Arcellx announced this week that the FDA has placed a clinical hold on its investigational new drug (IND), CART-ddBCMA, intended for treating patients with relapsed or refractory multiple myeloma, due to a patient death.
The drug, a type of treatment that involves modifying a patient's immune cells to target cancer cells, faced a setback when a patient with advanced cancer — plasma cell leukemia — died. According to a recent statement by the Maryland-based biotech, the patient experienced cytokine release syndrome (CRS), a known side effect of CAR-T therapies. Arcellx believes that the patient did not receive sufficient treatment for CRS.

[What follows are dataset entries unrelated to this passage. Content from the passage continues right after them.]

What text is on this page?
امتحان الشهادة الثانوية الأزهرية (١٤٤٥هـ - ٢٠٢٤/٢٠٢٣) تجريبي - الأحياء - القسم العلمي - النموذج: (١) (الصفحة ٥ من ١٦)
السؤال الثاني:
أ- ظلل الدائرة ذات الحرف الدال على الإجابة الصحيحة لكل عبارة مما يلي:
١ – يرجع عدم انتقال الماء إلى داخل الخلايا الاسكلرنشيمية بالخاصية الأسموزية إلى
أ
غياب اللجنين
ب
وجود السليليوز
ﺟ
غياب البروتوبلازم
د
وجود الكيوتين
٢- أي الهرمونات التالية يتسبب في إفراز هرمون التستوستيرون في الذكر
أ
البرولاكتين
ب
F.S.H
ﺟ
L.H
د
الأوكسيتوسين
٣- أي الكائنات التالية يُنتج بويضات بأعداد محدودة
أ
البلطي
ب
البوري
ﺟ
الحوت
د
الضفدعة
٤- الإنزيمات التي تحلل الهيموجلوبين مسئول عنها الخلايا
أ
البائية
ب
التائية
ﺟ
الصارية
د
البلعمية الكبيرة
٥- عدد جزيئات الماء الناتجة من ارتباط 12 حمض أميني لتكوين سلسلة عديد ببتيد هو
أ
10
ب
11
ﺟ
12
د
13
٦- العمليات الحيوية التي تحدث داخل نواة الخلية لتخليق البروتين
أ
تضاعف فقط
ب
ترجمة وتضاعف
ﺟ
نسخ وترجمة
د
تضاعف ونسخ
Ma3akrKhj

The drug utilizes a novel BCMA-targeting binding domain and has received Fast Track, Orphan Drug, and Regenerative Medicine Advanced Therapy designations from the FDA.The trial in question, MMagine-1, is a phase 2 trial assessing CART-ddBCMA, a BCMA-targeted CAR-modified T-cell therapy developed by Arcellx. Multiple myeloma is a hematological cancer characterized by the accumulation of abnormal plasma cells in the bone marrow, leading to bone-related complications and impaired immune function.
The study aims to evaluate the treatment's effectiveness in adult patients with relapsed or refractory multiple myeloma with the primary objective to measure the overall response rate over a 24-month period and secondary endpoints that include disease response depth, response duration, and overall survival.
Multiple myeloma is a hematological cancer characterized by the accumulation of abnormal plasma cells in the bone marrow, leading to bone-related complications and impaired immune function.
Apart from multiple myeloma, Arcellx is also advancing ARC-SparX, a dosable and controllable CAR-T therapy, for acute myeloid leukemia and myelodysplastic syndrome treatment.